NEW YORK (TheStreet) -- Shares of Bill Barrett Corp. (BBG) are surging 25% to $3.75 on heavy trading volume in afternoon trading on Wednesday after the company reported its 2015 fourth quarter earnings.
After yesterday's closing bell, the Denver-based oil and gas company posted adjusted earnings of 7 cents per share, which surpassed analysts' estimates for a loss of 4 cents per share.
Revenue for the period was $46.6 million, missing Wall Street's expectations of $82.4 million.
"This past year presented numerous challenges for the energy sector as oil prices fell to levels not witnessed in over a decade," CEO and President Scot Woodall said in a statement.

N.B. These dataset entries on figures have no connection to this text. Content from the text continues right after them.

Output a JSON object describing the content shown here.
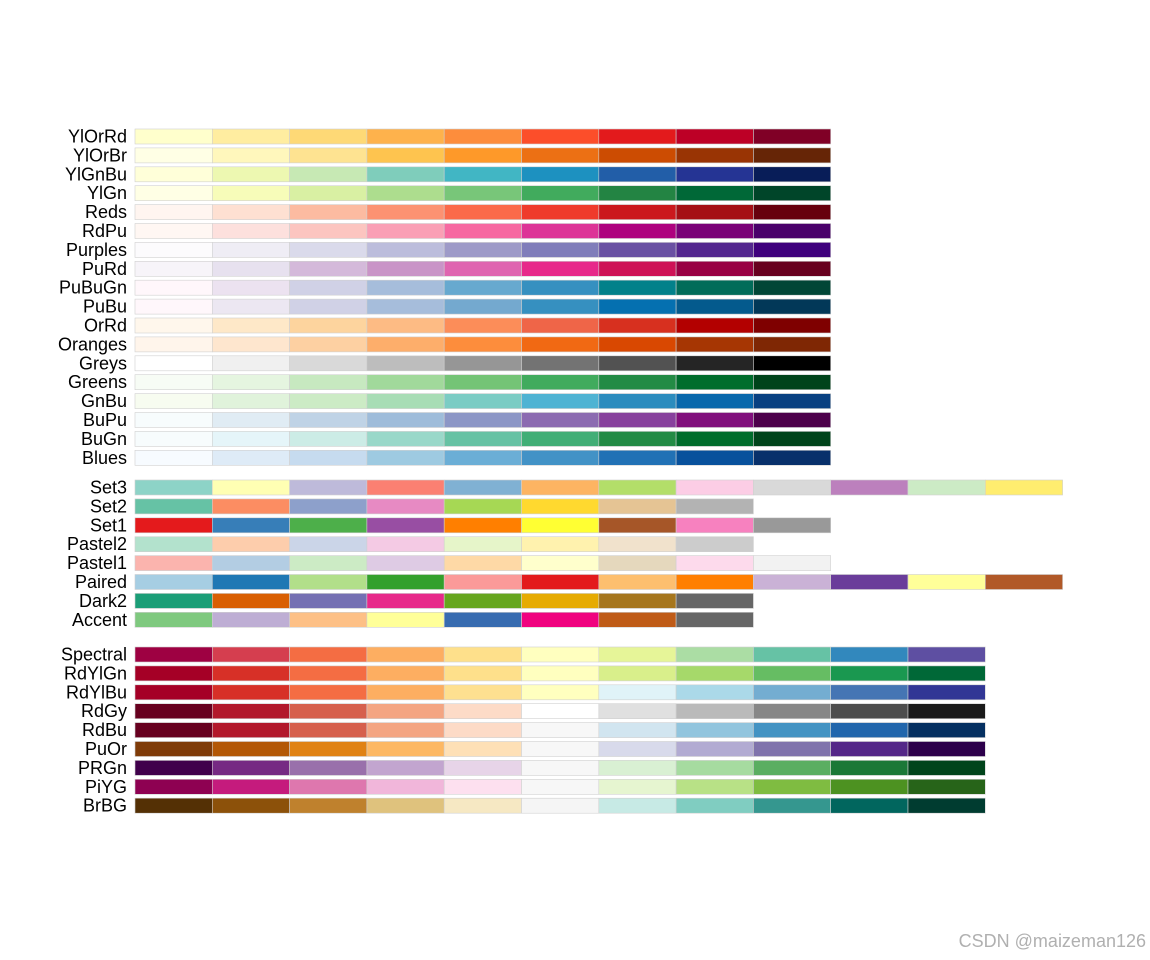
{
  "watermark": "CSDN @maizeman126",
  "chart_data": {
    "type": "heatmap",
    "groups": [
      {
        "kind": "sequential",
        "palettes": [
          {
            "name": "YlOrRd",
            "colors": [
              "#FFFFCC",
              "#FFEDA0",
              "#FED976",
              "#FEB24C",
              "#FD8D3C",
              "#FC4E2A",
              "#E31A1C",
              "#BD0026",
              "#800026"
            ]
          },
          {
            "name": "YlOrBr",
            "colors": [
              "#FFFFE5",
              "#FFF7BC",
              "#FEE391",
              "#FEC44F",
              "#FE9929",
              "#EC7014",
              "#CC4C02",
              "#993404",
              "#662506"
            ]
          },
          {
            "name": "YlGnBu",
            "colors": [
              "#FFFFD9",
              "#EDF8B1",
              "#C7E9B4",
              "#7FCDBB",
              "#41B6C4",
              "#1D91C0",
              "#225EA8",
              "#253494",
              "#081D58"
            ]
          },
          {
            "name": "YlGn",
            "colors": [
              "#FFFFE5",
              "#F7FCB9",
              "#D9F0A3",
              "#ADDD8E",
              "#78C679",
              "#41AB5D",
              "#238443",
              "#006837",
              "#004529"
            ]
          },
          {
            "name": "Reds",
            "colors": [
              "#FFF5F0",
              "#FEE0D2",
              "#FCBBA1",
              "#FC9272",
              "#FB6A4A",
              "#EF3B2C",
              "#CB181D",
              "#A50F15",
              "#67000D"
            ]
          },
          {
            "name": "RdPu",
            "colors": [
              "#FFF7F3",
              "#FDE0DD",
              "#FCC5C0",
              "#FA9FB5",
              "#F768A1",
              "#DD3497",
              "#AE017E",
              "#7A0177",
              "#49006A"
            ]
          },
          {
            "name": "Purples",
            "colors": [
              "#FCFBFD",
              "#EFEDF5",
              "#DADAEB",
              "#BCBDDC",
              "#9E9AC8",
              "#807DBA",
              "#6A51A3",
              "#54278F",
              "#3F007D"
            ]
          },
          {
            "name": "PuRd",
            "colors": [
              "#F7F4F9",
              "#E7E1EF",
              "#D4B9DA",
              "#C994C7",
              "#DF65B0",
              "#E7298A",
              "#CE1256",
              "#980043",
              "#67001F"
            ]
          },
          {
            "name": "PuBuGn",
            "colors": [
              "#FFF7FB",
              "#ECE2F0",
              "#D0D1E6",
              "#A6BDDB",
              "#67A9CF",
              "#3690C0",
              "#02818A",
              "#016C59",
              "#014636"
            ]
          },
          {
            "name": "PuBu",
            "colors": [
              "#FFF7FB",
              "#ECE7F2",
              "#D0D1E6",
              "#A6BDDB",
              "#74A9CF",
              "#3690C0",
              "#0570B0",
              "#045A8D",
              "#023858"
            ]
          },
          {
            "name": "OrRd",
            "colors": [
              "#FFF7EC",
              "#FEE8C8",
              "#FDD49E",
              "#FDBB84",
              "#FC8D59",
              "#EF6548",
              "#D7301F",
              "#B30000",
              "#7F0000"
            ]
          },
          {
            "name": "Oranges",
            "colors": [
              "#FFF5EB",
              "#FEE6CE",
              "#FDD0A2",
              "#FDAE6B",
              "#FD8D3C",
              "#F16913",
              "#D94801",
              "#A63603",
              "#7F2704"
            ]
          },
          {
            "name": "Greys",
            "colors": [
              "#FFFFFF",
              "#F0F0F0",
              "#D9D9D9",
              "#BDBDBD",
              "#969696",
              "#737373",
              "#525252",
              "#252525",
              "#000000"
            ]
          },
          {
            "name": "Greens",
            "colors": [
              "#F7FCF5",
              "#E5F5E0",
              "#C7E9C0",
              "#A1D99B",
              "#74C476",
              "#41AB5D",
              "#238B45",
              "#006D2C",
              "#00441B"
            ]
          },
          {
            "name": "GnBu",
            "colors": [
              "#F7FCF0",
              "#E0F3DB",
              "#CCEBC5",
              "#A8DDB5",
              "#7BCCC4",
              "#4EB3D3",
              "#2B8CBE",
              "#0868AC",
              "#084081"
            ]
          },
          {
            "name": "BuPu",
            "colors": [
              "#F7FCFD",
              "#E0ECF4",
              "#BFD3E6",
              "#9EBCDA",
              "#8C96C6",
              "#8C6BB1",
              "#88419D",
              "#810F7C",
              "#4D004B"
            ]
          },
          {
            "name": "BuGn",
            "colors": [
              "#F7FCFD",
              "#E5F5F9",
              "#CCECE6",
              "#99D8C9",
              "#66C2A4",
              "#41AE76",
              "#238B45",
              "#006D2C",
              "#00441B"
            ]
          },
          {
            "name": "Blues",
            "colors": [
              "#F7FBFF",
              "#DEEBF7",
              "#C6DBEF",
              "#9ECAE1",
              "#6BAED6",
              "#4292C6",
              "#2171B5",
              "#08519C",
              "#08306B"
            ]
          }
        ]
      },
      {
        "kind": "qualitative",
        "palettes": [
          {
            "name": "Set3",
            "colors": [
              "#8DD3C7",
              "#FFFFB3",
              "#BEBADA",
              "#FB8072",
              "#80B1D3",
              "#FDB462",
              "#B3DE69",
              "#FCCDE5",
              "#D9D9D9",
              "#BC80BD",
              "#CCEBC5",
              "#FFED6F"
            ]
          },
          {
            "name": "Set2",
            "colors": [
              "#66C2A5",
              "#FC8D62",
              "#8DA0CB",
              "#E78AC3",
              "#A6D854",
              "#FFD92F",
              "#E5C494",
              "#B3B3B3"
            ]
          },
          {
            "name": "Set1",
            "colors": [
              "#E41A1C",
              "#377EB8",
              "#4DAF4A",
              "#984EA3",
              "#FF7F00",
              "#FFFF33",
              "#A65628",
              "#F781BF",
              "#999999"
            ]
          },
          {
            "name": "Pastel2",
            "colors": [
              "#B3E2CD",
              "#FDCDAC",
              "#CBD5E8",
              "#F4CAE4",
              "#E6F5C9",
              "#FFF2AE",
              "#F1E2CC",
              "#CCCCCC"
            ]
          },
          {
            "name": "Pastel1",
            "colors": [
              "#FBB4AE",
              "#B3CDE3",
              "#CCEBC5",
              "#DECBE4",
              "#FED9A6",
              "#FFFFCC",
              "#E5D8BD",
              "#FDDAEC",
              "#F2F2F2"
            ]
          },
          {
            "name": "Paired",
            "colors": [
              "#A6CEE3",
              "#1F78B4",
              "#B2DF8A",
              "#33A02C",
              "#FB9A99",
              "#E31A1C",
              "#FDBF6F",
              "#FF7F00",
              "#CAB2D6",
              "#6A3D9A",
              "#FFFF99",
              "#B15928"
            ]
          },
          {
            "name": "Dark2",
            "colors": [
              "#1B9E77",
              "#D95F02",
              "#7570B3",
              "#E7298A",
              "#66A61E",
              "#E6AB02",
              "#A6761D",
              "#666666"
            ]
          },
          {
            "name": "Accent",
            "colors": [
              "#7FC97F",
              "#BEAED4",
              "#FDC086",
              "#FFFF99",
              "#386CB0",
              "#F0027F",
              "#BF5B17",
              "#666666"
            ]
          }
        ]
      },
      {
        "kind": "diverging",
        "palettes": [
          {
            "name": "Spectral",
            "colors": [
              "#9E0142",
              "#D53E4F",
              "#F46D43",
              "#FDAE61",
              "#FEE08B",
              "#FFFFBF",
              "#E6F598",
              "#ABDDA4",
              "#66C2A5",
              "#3288BD",
              "#5E4FA2"
            ]
          },
          {
            "name": "RdYlGn",
            "colors": [
              "#A50026",
              "#D73027",
              "#F46D43",
              "#FDAE61",
              "#FEE08B",
              "#FFFFBF",
              "#D9EF8B",
              "#A6D96A",
              "#66BD63",
              "#1A9850",
              "#006837"
            ]
          },
          {
            "name": "RdYlBu",
            "colors": [
              "#A50026",
              "#D73027",
              "#F46D43",
              "#FDAE61",
              "#FEE090",
              "#FFFFBF",
              "#E0F3F8",
              "#ABD9E9",
              "#74ADD1",
              "#4575B4",
              "#313695"
            ]
          },
          {
            "name": "RdGy",
            "colors": [
              "#67001F",
              "#B2182B",
              "#D6604D",
              "#F4A582",
              "#FDDBC7",
              "#FFFFFF",
              "#E0E0E0",
              "#BABABA",
              "#878787",
              "#4D4D4D",
              "#1A1A1A"
            ]
          },
          {
            "name": "RdBu",
            "colors": [
              "#67001F",
              "#B2182B",
              "#D6604D",
              "#F4A582",
              "#FDDBC7",
              "#F7F7F7",
              "#D1E5F0",
              "#92C5DE",
              "#4393C3",
              "#2166AC",
              "#053061"
            ]
          },
          {
            "name": "PuOr",
            "colors": [
              "#7F3B08",
              "#B35806",
              "#E08214",
              "#FDB863",
              "#FEE0B6",
              "#F7F7F7",
              "#D8DAEB",
              "#B2ABD2",
              "#8073AC",
              "#542788",
              "#2D004B"
            ]
          },
          {
            "name": "PRGn",
            "colors": [
              "#40004B",
              "#762A83",
              "#9970AB",
              "#C2A5CF",
              "#E7D4E8",
              "#F7F7F7",
              "#D9F0D3",
              "#A6DBA0",
              "#5AAE61",
              "#1B7837",
              "#00441B"
            ]
          },
          {
            "name": "PiYG",
            "colors": [
              "#8E0152",
              "#C51B7D",
              "#DE77AE",
              "#F1B6DA",
              "#FDE0EF",
              "#F7F7F7",
              "#E6F5D0",
              "#B8E186",
              "#7FBC41",
              "#4D9221",
              "#276419"
            ]
          },
          {
            "name": "BrBG",
            "colors": [
              "#543005",
              "#8C510A",
              "#BF812D",
              "#DFC27D",
              "#F6E8C3",
              "#F5F5F5",
              "#C7EAE5",
              "#80CDC1",
              "#35978F",
              "#01665E",
              "#003C30"
            ]
          }
        ]
      }
    ]
  }
}
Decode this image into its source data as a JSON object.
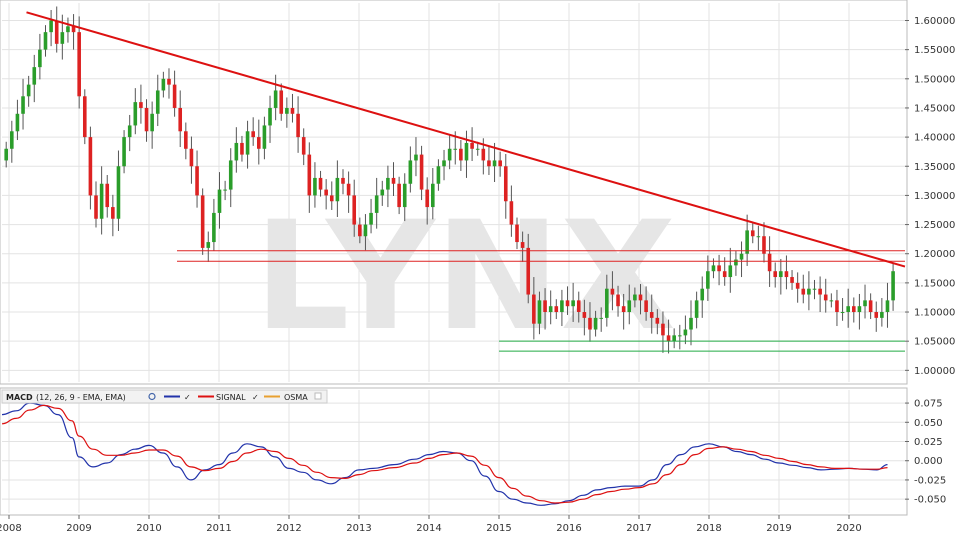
{
  "chart_data": [
    {
      "type": "candlestick",
      "title": "",
      "watermark": "LYNX",
      "x_ticks": [
        "2008",
        "2009",
        "2010",
        "2011",
        "2012",
        "2013",
        "2014",
        "2015",
        "2016",
        "2017",
        "2018",
        "2019",
        "2020"
      ],
      "y_ticks": [
        "1.60000",
        "1.55000",
        "1.50000",
        "1.45000",
        "1.40000",
        "1.35000",
        "1.30000",
        "1.25000",
        "1.20000",
        "1.15000",
        "1.10000",
        "1.05000",
        "1.00000"
      ],
      "ylim": [
        0.98,
        1.63
      ],
      "xlim": [
        2007.9,
        2020.8
      ],
      "colors": {
        "up": "#2a9d2a",
        "down": "#dd2222",
        "trendline": "#dd1111",
        "resistance": "#dd2222",
        "support": "#22aa44"
      },
      "trendline": {
        "from": {
          "x": 2008.25,
          "y": 1.614
        },
        "to": {
          "x": 2020.8,
          "y": 1.178
        }
      },
      "horizontal_lines": [
        {
          "y": 1.205,
          "x_from": 2010.4,
          "color": "resistance"
        },
        {
          "y": 1.187,
          "x_from": 2010.4,
          "color": "resistance"
        },
        {
          "y": 1.05,
          "x_from": 2015.0,
          "color": "support"
        },
        {
          "y": 1.033,
          "x_from": 2015.0,
          "color": "support"
        }
      ],
      "closes": [
        1.38,
        1.41,
        1.44,
        1.47,
        1.49,
        1.52,
        1.55,
        1.58,
        1.6,
        1.56,
        1.58,
        1.59,
        1.58,
        1.47,
        1.4,
        1.3,
        1.26,
        1.32,
        1.28,
        1.26,
        1.35,
        1.4,
        1.42,
        1.46,
        1.45,
        1.41,
        1.44,
        1.48,
        1.5,
        1.49,
        1.45,
        1.41,
        1.38,
        1.35,
        1.3,
        1.21,
        1.22,
        1.27,
        1.31,
        1.31,
        1.36,
        1.39,
        1.37,
        1.41,
        1.4,
        1.38,
        1.42,
        1.45,
        1.48,
        1.44,
        1.45,
        1.44,
        1.4,
        1.37,
        1.3,
        1.33,
        1.31,
        1.3,
        1.29,
        1.33,
        1.32,
        1.3,
        1.25,
        1.23,
        1.25,
        1.27,
        1.3,
        1.31,
        1.33,
        1.32,
        1.28,
        1.32,
        1.36,
        1.37,
        1.31,
        1.28,
        1.32,
        1.35,
        1.36,
        1.38,
        1.38,
        1.36,
        1.39,
        1.38,
        1.38,
        1.36,
        1.35,
        1.36,
        1.35,
        1.29,
        1.25,
        1.22,
        1.21,
        1.13,
        1.08,
        1.12,
        1.1,
        1.11,
        1.1,
        1.12,
        1.11,
        1.12,
        1.1,
        1.09,
        1.07,
        1.09,
        1.09,
        1.14,
        1.13,
        1.11,
        1.1,
        1.12,
        1.13,
        1.12,
        1.1,
        1.09,
        1.08,
        1.06,
        1.05,
        1.06,
        1.06,
        1.07,
        1.09,
        1.12,
        1.14,
        1.17,
        1.18,
        1.17,
        1.16,
        1.18,
        1.19,
        1.2,
        1.24,
        1.23,
        1.23,
        1.2,
        1.17,
        1.16,
        1.17,
        1.16,
        1.15,
        1.14,
        1.13,
        1.14,
        1.14,
        1.13,
        1.12,
        1.12,
        1.1,
        1.1,
        1.11,
        1.1,
        1.11,
        1.12,
        1.1,
        1.09,
        1.1,
        1.12,
        1.17
      ],
      "series_labels": [
        "MACD",
        "SIGNAL",
        "OSMA"
      ]
    },
    {
      "type": "line",
      "legend": {
        "name": "MACD",
        "params": "(12, 26, 9 - EMA, EMA)",
        "signal": "SIGNAL",
        "osma": "OSMA"
      },
      "y_ticks": [
        "0.075",
        "0.050",
        "0.025",
        "0.000",
        "-0.025",
        "-0.050"
      ],
      "ylim": [
        -0.068,
        0.092
      ],
      "series": [
        {
          "name": "MACD",
          "color": "#2233aa",
          "x": [
            2007.9,
            2008.1,
            2008.3,
            2008.5,
            2008.7,
            2008.9,
            2009.0,
            2009.2,
            2009.4,
            2009.6,
            2009.8,
            2010.0,
            2010.2,
            2010.4,
            2010.6,
            2010.8,
            2011.0,
            2011.2,
            2011.4,
            2011.6,
            2011.8,
            2012.0,
            2012.2,
            2012.4,
            2012.6,
            2012.8,
            2013.0,
            2013.2,
            2013.5,
            2013.8,
            2014.0,
            2014.2,
            2014.4,
            2014.6,
            2014.8,
            2015.0,
            2015.2,
            2015.4,
            2015.6,
            2015.8,
            2016.0,
            2016.2,
            2016.4,
            2016.6,
            2016.8,
            2017.0,
            2017.2,
            2017.4,
            2017.6,
            2017.8,
            2018.0,
            2018.2,
            2018.4,
            2018.6,
            2018.8,
            2019.0,
            2019.2,
            2019.4,
            2019.6,
            2019.8,
            2020.0,
            2020.2,
            2020.4,
            2020.55
          ],
          "y": [
            0.06,
            0.065,
            0.075,
            0.072,
            0.06,
            0.03,
            0.005,
            -0.008,
            -0.003,
            0.008,
            0.015,
            0.02,
            0.01,
            -0.008,
            -0.025,
            -0.012,
            -0.005,
            0.01,
            0.022,
            0.018,
            0.005,
            -0.01,
            -0.015,
            -0.025,
            -0.03,
            -0.022,
            -0.012,
            -0.01,
            -0.005,
            0.002,
            0.008,
            0.012,
            0.01,
            0.0,
            -0.02,
            -0.04,
            -0.05,
            -0.055,
            -0.058,
            -0.056,
            -0.052,
            -0.045,
            -0.038,
            -0.035,
            -0.033,
            -0.033,
            -0.025,
            -0.005,
            0.008,
            0.018,
            0.022,
            0.018,
            0.012,
            0.008,
            0.002,
            -0.003,
            -0.006,
            -0.009,
            -0.012,
            -0.011,
            -0.01,
            -0.011,
            -0.012,
            -0.005
          ]
        },
        {
          "name": "SIGNAL",
          "color": "#dd1111",
          "x": [
            2007.9,
            2008.1,
            2008.3,
            2008.5,
            2008.7,
            2008.9,
            2009.0,
            2009.2,
            2009.4,
            2009.6,
            2009.8,
            2010.0,
            2010.2,
            2010.4,
            2010.6,
            2010.8,
            2011.0,
            2011.2,
            2011.4,
            2011.6,
            2011.8,
            2012.0,
            2012.2,
            2012.4,
            2012.6,
            2012.8,
            2013.0,
            2013.2,
            2013.5,
            2013.8,
            2014.0,
            2014.2,
            2014.4,
            2014.6,
            2014.8,
            2015.0,
            2015.2,
            2015.4,
            2015.6,
            2015.8,
            2016.0,
            2016.2,
            2016.4,
            2016.6,
            2016.8,
            2017.0,
            2017.2,
            2017.4,
            2017.6,
            2017.8,
            2018.0,
            2018.2,
            2018.4,
            2018.6,
            2018.8,
            2019.0,
            2019.2,
            2019.4,
            2019.6,
            2019.8,
            2020.0,
            2020.2,
            2020.4,
            2020.55
          ],
          "y": [
            0.048,
            0.055,
            0.066,
            0.072,
            0.068,
            0.052,
            0.032,
            0.015,
            0.007,
            0.007,
            0.01,
            0.014,
            0.014,
            0.006,
            -0.008,
            -0.013,
            -0.01,
            -0.001,
            0.01,
            0.015,
            0.012,
            0.003,
            -0.006,
            -0.015,
            -0.022,
            -0.023,
            -0.018,
            -0.013,
            -0.009,
            -0.003,
            0.003,
            0.008,
            0.01,
            0.006,
            -0.006,
            -0.022,
            -0.036,
            -0.046,
            -0.052,
            -0.055,
            -0.054,
            -0.05,
            -0.044,
            -0.04,
            -0.037,
            -0.035,
            -0.03,
            -0.018,
            -0.005,
            0.008,
            0.016,
            0.018,
            0.015,
            0.012,
            0.007,
            0.003,
            -0.001,
            -0.005,
            -0.008,
            -0.01,
            -0.01,
            -0.011,
            -0.011,
            -0.009
          ]
        },
        {
          "name": "OSMA",
          "color": "#e8a030"
        }
      ]
    }
  ]
}
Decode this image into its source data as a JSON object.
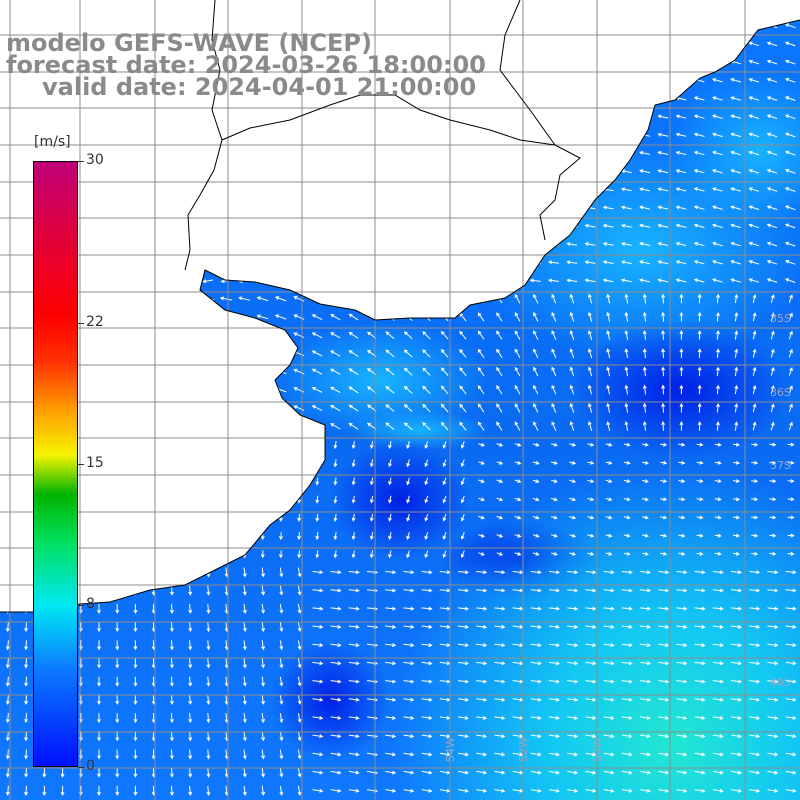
{
  "header": {
    "line1": "modelo GEFS-WAVE (NCEP)",
    "line2": "forecast date: 2024-03-26 18:00:00",
    "line3": "valid date: 2024-04-01 21:00:00"
  },
  "colorbar": {
    "unit": "[m/s]",
    "ticks": [
      "30",
      "22",
      "15",
      "8",
      "0"
    ],
    "tick_values": [
      30,
      22,
      15,
      8,
      0
    ]
  },
  "lat_labels": [
    "35S",
    "36S",
    "37S",
    "40S"
  ],
  "lon_labels": [
    "54W",
    "52W",
    "50W"
  ],
  "colors": {
    "land": "#ffffff",
    "grid": "#8c8c8c",
    "coast": "#000000",
    "arrows": "#ffffff",
    "title": "#8a8a8a"
  }
}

"Based on the uncertainty of an oil price recovery during 2016, we are making the decision to curtail drilling activity to preserve capital and will monitor industry conditions to determine the appropriate time to resume drilling," he added.
Bill Barrett is an energy company that develops, acquires and explores for oil and natural gas resources.
About 2.96 million of the company's shares were traded by this afternoon vs. its average volume of 1.68 million shares per day.
Separately, TheStreet Ratings Team has a "Sell" rating with a score of D on the stock.
This is driven by several weaknesses, which should have a greater impact than any strengths, and could make it more difficult for investors to achieve positive results compared to most of the stocks covered.
The company's weaknesses can be seen in multiple areas, such as its deteriorating net income, generally high debt management risk, disappointing return on equity, weak operating cash flow and generally disappointing historical performance in the stock itself.
Recently, TheStreet Ratings objectively rated this stock according to its "risk-adjusted" total return prospect over a 12-month investment horizon. Not based on the news in any given day, the rating may differ from Jim Cramer's view or that of this articles's author.